Complete step-by-step solution:
The arithmetic progression is a part of a series. It consists mainly of an initial number or the starting number from where the progression begins. We call that term as “a”. Then we need a fixed number called the common difference which is added every time with a number to get the next term of the series. We take the fixed number as d.
We name every term of the progression as ${{t}_{n}}$ where n is the position of the number in the series.
So, ${{t}_{1}}$ is the first number i.e. the initial number which means ${{t}_{1}}=a$.

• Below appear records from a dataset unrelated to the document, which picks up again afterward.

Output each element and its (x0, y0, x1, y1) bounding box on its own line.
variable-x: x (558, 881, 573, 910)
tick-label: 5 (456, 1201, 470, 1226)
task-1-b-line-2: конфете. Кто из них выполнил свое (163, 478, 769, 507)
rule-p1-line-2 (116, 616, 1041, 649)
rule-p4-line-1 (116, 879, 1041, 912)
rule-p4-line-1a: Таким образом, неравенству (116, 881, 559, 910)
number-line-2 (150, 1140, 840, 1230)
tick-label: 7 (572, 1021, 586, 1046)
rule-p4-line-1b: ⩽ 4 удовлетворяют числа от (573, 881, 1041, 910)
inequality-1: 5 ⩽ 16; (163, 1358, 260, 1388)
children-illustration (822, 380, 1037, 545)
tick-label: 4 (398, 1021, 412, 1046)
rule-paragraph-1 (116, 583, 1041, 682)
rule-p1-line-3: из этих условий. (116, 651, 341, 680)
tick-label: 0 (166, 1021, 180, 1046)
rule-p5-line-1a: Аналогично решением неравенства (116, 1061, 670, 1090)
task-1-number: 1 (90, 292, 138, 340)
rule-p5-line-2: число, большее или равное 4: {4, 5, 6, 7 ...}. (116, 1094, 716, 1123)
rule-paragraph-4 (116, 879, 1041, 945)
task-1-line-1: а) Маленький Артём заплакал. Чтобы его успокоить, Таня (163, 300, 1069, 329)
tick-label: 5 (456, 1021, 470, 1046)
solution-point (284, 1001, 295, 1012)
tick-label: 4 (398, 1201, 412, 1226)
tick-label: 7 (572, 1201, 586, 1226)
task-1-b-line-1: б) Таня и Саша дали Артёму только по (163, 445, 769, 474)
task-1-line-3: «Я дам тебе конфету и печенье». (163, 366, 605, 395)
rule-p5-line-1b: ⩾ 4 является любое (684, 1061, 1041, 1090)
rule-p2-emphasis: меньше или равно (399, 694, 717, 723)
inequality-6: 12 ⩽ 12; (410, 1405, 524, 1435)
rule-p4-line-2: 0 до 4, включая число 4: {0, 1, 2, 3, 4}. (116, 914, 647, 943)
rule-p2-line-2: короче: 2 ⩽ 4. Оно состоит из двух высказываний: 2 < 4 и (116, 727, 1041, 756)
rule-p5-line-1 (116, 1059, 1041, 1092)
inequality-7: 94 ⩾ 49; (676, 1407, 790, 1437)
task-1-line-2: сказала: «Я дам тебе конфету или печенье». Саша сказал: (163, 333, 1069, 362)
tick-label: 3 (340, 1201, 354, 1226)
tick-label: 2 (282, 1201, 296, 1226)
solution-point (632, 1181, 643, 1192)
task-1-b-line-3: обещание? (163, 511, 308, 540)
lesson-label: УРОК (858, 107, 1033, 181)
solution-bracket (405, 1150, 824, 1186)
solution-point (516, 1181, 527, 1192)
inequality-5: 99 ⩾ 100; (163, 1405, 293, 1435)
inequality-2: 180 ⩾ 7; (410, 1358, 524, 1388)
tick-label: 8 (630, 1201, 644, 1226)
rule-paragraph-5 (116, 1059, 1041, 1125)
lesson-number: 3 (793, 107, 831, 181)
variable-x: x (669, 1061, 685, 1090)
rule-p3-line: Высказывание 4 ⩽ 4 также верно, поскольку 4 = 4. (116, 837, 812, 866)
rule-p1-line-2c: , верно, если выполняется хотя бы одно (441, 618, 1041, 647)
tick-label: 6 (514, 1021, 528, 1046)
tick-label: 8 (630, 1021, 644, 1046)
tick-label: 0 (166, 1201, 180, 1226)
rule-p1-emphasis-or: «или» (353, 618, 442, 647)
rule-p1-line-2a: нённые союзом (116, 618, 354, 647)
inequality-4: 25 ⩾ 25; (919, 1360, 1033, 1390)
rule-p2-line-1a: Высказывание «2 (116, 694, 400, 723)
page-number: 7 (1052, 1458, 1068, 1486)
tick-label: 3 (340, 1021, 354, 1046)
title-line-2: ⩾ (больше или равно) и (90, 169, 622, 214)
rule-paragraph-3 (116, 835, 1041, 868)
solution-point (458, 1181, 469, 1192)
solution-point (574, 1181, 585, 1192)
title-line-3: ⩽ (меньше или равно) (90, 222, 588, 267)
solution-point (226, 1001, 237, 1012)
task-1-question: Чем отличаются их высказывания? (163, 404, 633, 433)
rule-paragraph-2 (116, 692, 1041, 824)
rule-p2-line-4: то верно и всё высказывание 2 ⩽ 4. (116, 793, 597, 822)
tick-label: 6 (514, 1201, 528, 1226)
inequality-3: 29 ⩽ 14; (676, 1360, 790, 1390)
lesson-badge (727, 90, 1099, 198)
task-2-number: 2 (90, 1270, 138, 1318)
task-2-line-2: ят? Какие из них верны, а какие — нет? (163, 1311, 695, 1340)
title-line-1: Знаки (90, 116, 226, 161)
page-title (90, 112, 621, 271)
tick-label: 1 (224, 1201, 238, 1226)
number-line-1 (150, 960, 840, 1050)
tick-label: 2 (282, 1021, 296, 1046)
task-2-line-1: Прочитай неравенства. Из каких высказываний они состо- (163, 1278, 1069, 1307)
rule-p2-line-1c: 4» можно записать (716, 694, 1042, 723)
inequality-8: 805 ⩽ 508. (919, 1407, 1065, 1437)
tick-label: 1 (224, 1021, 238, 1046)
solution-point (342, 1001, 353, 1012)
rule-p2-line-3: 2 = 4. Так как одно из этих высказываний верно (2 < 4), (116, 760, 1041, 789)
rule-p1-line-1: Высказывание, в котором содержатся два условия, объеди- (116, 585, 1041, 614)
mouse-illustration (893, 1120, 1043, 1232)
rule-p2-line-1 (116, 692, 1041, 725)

We add d to the first number to get the next one i.e. ${{t}_{2}}$. So, ${{t}_{2}}=a+d$.
We keep on getting the numbers of the series just by adding the common difference d.
So, ${{t}_{3}}=a+d+d=a+2d$, ${{t}_{4}}=a+2d+d=a+3d$, ${{t}_{5}}=a+3d+d=a+4d$ …..

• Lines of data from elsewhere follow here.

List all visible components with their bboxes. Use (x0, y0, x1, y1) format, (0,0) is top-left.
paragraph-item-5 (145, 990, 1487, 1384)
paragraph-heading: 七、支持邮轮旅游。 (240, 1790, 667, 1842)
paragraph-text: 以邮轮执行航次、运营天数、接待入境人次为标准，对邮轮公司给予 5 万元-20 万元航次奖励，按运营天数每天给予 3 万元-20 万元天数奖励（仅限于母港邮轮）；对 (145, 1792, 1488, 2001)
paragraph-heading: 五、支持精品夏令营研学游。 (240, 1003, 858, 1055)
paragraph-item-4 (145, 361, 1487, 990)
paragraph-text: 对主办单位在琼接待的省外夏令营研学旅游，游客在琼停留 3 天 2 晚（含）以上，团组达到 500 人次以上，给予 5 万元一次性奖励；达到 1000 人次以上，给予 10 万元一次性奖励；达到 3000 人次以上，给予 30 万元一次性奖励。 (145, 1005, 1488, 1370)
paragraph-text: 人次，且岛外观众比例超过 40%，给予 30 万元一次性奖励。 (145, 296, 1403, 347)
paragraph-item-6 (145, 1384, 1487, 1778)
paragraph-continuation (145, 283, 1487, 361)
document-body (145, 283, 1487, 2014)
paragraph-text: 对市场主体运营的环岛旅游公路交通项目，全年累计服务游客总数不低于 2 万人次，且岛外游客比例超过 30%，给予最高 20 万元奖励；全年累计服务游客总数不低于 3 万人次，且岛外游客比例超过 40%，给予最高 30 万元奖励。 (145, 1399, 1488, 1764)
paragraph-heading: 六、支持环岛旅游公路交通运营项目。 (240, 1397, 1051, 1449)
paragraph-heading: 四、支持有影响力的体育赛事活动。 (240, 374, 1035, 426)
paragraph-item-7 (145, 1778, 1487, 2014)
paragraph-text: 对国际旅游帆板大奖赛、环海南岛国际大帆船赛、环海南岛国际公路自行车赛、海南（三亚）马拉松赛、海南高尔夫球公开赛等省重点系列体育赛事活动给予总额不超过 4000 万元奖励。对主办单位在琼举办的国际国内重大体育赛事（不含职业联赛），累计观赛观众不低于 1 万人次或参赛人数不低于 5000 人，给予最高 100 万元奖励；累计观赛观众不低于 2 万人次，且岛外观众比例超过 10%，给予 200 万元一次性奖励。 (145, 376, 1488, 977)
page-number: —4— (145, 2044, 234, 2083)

We get all the terms of the series. Now, we find the general term.
The term will ${{t}_{n}}=a+(n-1)d$.
So, to find if a given series satisfies the rules of an A.P. we need to find out the common difference of the series and see if we can form a general form of the series.
Here the series is 13, 19, 25, 31, ...
We name the terms as ${{t}_{1}}=13$, ${{t}_{2}}=19$, ${{t}_{3}}=25$, ${{t}_{4}}=31$, …..
We find the differences between two consecutive terms
${{t}_{2}}-{{t}_{1}}=19-13=6$
${{t}_{3}}-{{t}_{2}}=25-19=6$
${{t}_{4}}-{{t}_{3}}=31-25=6$
We see the common difference = d is 6.
Now we find the general term of the series.
We know ${{t}_{n}}=a+(n-1)d$.
The initial term is 13 as the series is starting from 13 which means $a=13$.
So, ${{t}_{n}}=a+(n-1)d=13+6(n-1)=6n+7$.
We get the terms by putting values of n in the general term form.
${{t}_{1}}=6\times 1+7=13$
${{t}_{2}}=6\times 2+7=19$
\[{{t}_{3}}=6\times 3+7=25\]
${{t}_{4}}=6\times 4+7=31$
So, the series 13, 19, 25, 31, ... forms an A.P.

Note: The common difference is more important than the general terms. The general term form is created with the initial term and the common difference. So, the common difference mainly decides whether the series is an A.P or not.